President Obama can rewrite U.S. immigration policy all by himself. Who knew?
The Obama administration will stop deporting — and begin giving work permits — to younger illegal immigrants who entered the U.S. as children and have since led law-abiding lives. The administration’s policy will affect as many as 800,000 immigrants: they will avoid deportation and be eligible for work permits if they arrived in the U.S. before age 16, are younger than 30, and have been in the country for at least five continuous years.
This president has continually lied to people with my skin color and surname. I’m angry that he thinks me and other Latino-Americans too stupid to see this for what it is — election-year politics. I’m further upset that he is attempting to divert my attention from the most important issue facing my children: the state of the U.S. economy.
Our forebears came here in search of the economic freedom that had been taken from them in their leftist countries of origin. Yet under President Obama’s leadership, America is approaching the very thing my grandmother fled. The May jobs numbers spelled bad news for all Americans; whites and African-Americans were just as disgusted when the figures revealed that Hispanics were hit especially hard. (In May alone, the Hispanic unemployment rate soared from 10.3% to 11%.)
The last thing on my mind: trying to figure out how illegal immigrants can find work.
I’d prefer my president focus on putting Americans back to work — once we have full employment here, then we can turn our attention to helping the world. But that’s not President Obama’s way: he’s a “citizen of the world,” and I fear his collectivist mentality prevents him from taking care of business at home first.
Mr. Obama is supposedly well ahead of Mitt Romney within the Latino community, so why would he make this play? Likely, he did this because he isn’t as solid with Latinos as the mainstream press has presented him as being. At the start of 2010, the president enjoyed support from 69% of Hispanics, yet by October 2010 that figure hit 55%. The Democrats had taken the Latino vote for granted, which contributed to the historic 2010 “shellacking.” As of today, the president still hasn’t delivered on his 2008 promises of legal and illegal immigration reform, and he has reportedly deported over a million illegals — double George W. Bush’s total.
Obama’s crackdown was likely payback to his union supporters, who don’t like illegals very much: the sentiment was expressed long ago by Cesar Chavez, who famously referred to illegals as “human contraband” in congressional testimony. But when the Latino community cried foul over the deportations and the press got wind, the deportations stopped.
When polls ask who Latinos like, Romney or Obama, Obama wins hands-down. But the numbers from 2010 — and I suspect the current internals for the Obama campaign — show that like isn’t enough to get Latinos to the polls right now.

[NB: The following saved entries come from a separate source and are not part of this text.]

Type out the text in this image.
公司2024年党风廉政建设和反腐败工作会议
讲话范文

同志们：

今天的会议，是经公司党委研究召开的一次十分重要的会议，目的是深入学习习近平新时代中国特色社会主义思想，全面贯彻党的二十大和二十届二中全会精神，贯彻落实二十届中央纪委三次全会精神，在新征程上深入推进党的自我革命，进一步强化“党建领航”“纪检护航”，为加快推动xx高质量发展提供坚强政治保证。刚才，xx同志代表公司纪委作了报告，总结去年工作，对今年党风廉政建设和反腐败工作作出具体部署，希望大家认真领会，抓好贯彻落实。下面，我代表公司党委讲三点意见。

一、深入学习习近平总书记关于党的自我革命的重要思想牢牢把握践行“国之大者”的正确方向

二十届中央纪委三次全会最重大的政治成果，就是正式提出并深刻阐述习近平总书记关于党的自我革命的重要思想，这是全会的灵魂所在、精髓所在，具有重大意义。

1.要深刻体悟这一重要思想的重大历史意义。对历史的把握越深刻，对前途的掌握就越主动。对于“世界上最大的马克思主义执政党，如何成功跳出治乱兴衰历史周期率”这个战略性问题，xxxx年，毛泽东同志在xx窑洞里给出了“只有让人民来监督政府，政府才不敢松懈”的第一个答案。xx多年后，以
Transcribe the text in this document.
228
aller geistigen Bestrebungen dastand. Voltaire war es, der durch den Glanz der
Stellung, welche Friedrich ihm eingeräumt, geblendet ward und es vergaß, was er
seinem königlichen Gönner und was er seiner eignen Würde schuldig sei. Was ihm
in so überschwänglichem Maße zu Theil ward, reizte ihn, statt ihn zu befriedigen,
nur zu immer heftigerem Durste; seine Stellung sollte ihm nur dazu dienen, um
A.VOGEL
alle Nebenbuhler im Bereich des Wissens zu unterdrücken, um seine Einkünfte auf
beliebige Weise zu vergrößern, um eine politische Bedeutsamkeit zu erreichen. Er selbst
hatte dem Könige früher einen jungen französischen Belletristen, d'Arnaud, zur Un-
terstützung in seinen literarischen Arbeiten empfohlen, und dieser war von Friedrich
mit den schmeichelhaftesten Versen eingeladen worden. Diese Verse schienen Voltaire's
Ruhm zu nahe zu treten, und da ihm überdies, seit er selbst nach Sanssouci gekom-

Latino groups were fighting mad at the president in the 2010 midterms. They actually took Obama at his word when he promised to address immigration issues in 2008. But it took a backseat to his stimulus spending, and then took a backseat to his Obamacare fight. When confronted, he claimed:
I just have to continue to say this notion that somehow I can just change the laws unilaterally is just not true. We are doing everything we can administratively. But the fact of the matter is there are laws on the books that I have to enforce.
I laugh when liberals try to convince me of George W. Bush’s supposed imperialism and lawlessness. And I have news for our president: not all Latinos are ignorant of the law; in fact, we American Latinos cherish our nation of laws. Some of us have studied our countries of origin, and now recognize when narcissistic thugs who sport the title “president” make unilateral decisions contradictory to established law or even their own prior claims.
I caution Mr. Obama not to believe the cover of Time magazine featuring illegals that arrogantly proclaims: “We are Americans. Just not legally.” It takes more to be an American than simply declaring yourself one.
The people of the world do not have a right to be an American. There is a process, as cumbersome as it is, to achieve that goal. It is my hope that legal U.S. Latinos will insist that the process of legal immigration be streamlined, while simultaneously insisting on the rule of law in the interim.
Legal Latinos value the rule of law as codified in the Constitution. It’s part of being an American.